It’s time for Summer Racing
The summer racing series on Puget Sound began with the longest competition of Seattle Yacht Club’s annual Tri-Island Series. The course takes the fleet north and alternates between two turning marks, Protection Island on the odd years, and Smith Island off the north end of Whidbey Island on the even years. The race, once an overnight affair for even the fastest boats, now sees most boats finishing with decent wind in the early hours of the morning. This year, however, was not one for the record books with light wind and strong tides, and most of the racers threw in the towel after hours of struggling to stay moving.
Several boats even found themselves anchored along the Bainbridge Island shore to keep from moving backwards, and with no wind anywhere in the weekend’s forecast, crews had plenty of time to discuss other activities they would rather be doing. While most of the fleet returned home under engine power, there were those that were prepared for the long haul and made their way around the course, scoring points for the first in the series of three races.
Following up Smith Island Race opener, sailors had the tough decision of taking part of Seattle Yacht Club’s Opening Day festivities or taking part in the legendary double-handed event of the season, Race to The Straits. Hosted annually by The Sloop Tavern Yacht Club, RTTS is a double-handed, pursuit-style race, meaning that boats have a set start time based on their handicap, and whoever finishes the race in first place wins the day. The course heads north to Port Townsend where the fleet rafts up for the night, staying onboard the boats and waking up Sunday morning to race back to Shilshole Bay Marina. Registration is limited to 125 boats due to moorage restrictions at Point Hudson Marina in Port Townsend,
not to mention the arrival party Saturday night. The race is quick to sell out and for good reason.
This year’s race gave sailors something to remember, with steady wind and sunshine both days, making for picture-perfect racing. By the end of the weekend, gold went to former Olympic champion Carl Buchan out in front onboard his custom racer Madrona, setting the bar high by finishing nearly 15 minutes ahead of Ben Glass aboard Ocelot.
Wrapping up the handicap keelboat racing was part two of the Tri-Island Series, the Vashon Island race on May 12. Contrasting from Smith Island, the forecast was for sunshine and a stiff northerly breeze; and racers were not left disappointed. A downwind spinnaker run with winds touching 20 knots made quick work of getting the fleet down to Commencement Bay off Tacoma.

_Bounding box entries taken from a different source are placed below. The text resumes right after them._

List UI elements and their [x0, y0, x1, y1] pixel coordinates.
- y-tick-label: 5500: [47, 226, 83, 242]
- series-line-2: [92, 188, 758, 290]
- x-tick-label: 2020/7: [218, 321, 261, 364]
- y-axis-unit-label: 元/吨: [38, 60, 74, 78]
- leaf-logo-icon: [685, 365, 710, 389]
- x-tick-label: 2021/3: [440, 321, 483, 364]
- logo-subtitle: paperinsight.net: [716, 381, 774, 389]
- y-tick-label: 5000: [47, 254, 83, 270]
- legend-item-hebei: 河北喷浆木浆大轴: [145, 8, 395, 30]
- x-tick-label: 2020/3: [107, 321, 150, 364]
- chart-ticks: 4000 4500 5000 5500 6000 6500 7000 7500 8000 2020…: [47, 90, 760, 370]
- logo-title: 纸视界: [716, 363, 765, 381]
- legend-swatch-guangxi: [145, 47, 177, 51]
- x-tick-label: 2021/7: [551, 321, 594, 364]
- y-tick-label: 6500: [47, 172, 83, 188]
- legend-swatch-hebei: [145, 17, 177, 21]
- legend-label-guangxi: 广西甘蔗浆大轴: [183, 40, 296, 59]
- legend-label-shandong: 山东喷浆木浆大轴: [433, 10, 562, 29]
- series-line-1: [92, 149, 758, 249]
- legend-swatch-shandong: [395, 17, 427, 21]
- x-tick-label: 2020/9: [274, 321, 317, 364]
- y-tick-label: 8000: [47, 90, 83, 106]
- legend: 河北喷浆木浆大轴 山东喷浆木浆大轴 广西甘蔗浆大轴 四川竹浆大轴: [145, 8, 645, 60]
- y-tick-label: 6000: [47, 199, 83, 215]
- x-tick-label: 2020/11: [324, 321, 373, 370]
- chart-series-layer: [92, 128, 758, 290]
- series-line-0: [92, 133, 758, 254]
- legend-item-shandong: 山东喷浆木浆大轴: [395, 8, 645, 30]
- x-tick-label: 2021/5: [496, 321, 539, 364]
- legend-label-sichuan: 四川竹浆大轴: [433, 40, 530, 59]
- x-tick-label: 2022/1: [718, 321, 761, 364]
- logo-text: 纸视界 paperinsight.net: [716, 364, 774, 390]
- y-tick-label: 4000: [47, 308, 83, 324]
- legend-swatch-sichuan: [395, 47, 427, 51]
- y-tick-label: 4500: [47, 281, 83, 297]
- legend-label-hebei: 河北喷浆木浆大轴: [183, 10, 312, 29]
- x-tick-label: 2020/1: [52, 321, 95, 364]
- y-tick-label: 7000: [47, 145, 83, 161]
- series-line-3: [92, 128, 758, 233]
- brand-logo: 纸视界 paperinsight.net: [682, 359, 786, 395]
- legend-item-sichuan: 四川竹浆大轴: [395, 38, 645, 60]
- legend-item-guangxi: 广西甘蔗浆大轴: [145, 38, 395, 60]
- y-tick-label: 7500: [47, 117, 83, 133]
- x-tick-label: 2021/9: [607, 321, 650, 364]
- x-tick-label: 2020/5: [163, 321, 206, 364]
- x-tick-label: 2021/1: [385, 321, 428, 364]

With the northerly fighting a light southerly, the leading boats ran into a wall of still air off the south end of Vashon that shook up the positions. Some boats that fell behind in the first leg caught the leaders by playing the shifty puffs to their advantage. Rounding the south end, the wind filled through Colvos Passage leading to some intense tacking duels as leaders defended their spots against boats trying to close in from the rear. The wind held through the afternoon bringing the fleet home with the sun shining.
Once again it was Carl Buchan on Madrona with the game-winning shot, taking Blake Island to the west, traditionally a death sentence, and in doing so jumping ahead of the fleet by a wide margin to win the day for the PHRF group. Up in the big boat ORC fleet, Steve Johnston’s recently acquired TP52 Mist ended the day on top. With the work the team is putting into the boat, I expect to see them in that spot more often.
As the various weekly evening racing series continue, the big boat fleet is getting all the safety gear sorted out to head north for the Swiftsure International Yacht race. Hosted by Royal Victoria Yacht Club, the 75th edition of the Northwest classic is sure to deliver with stacked racing teams all the way through the fleet list. Look next month for a full wrap-up of the weekend’s festivities along with reports from the final Tri-Island series race.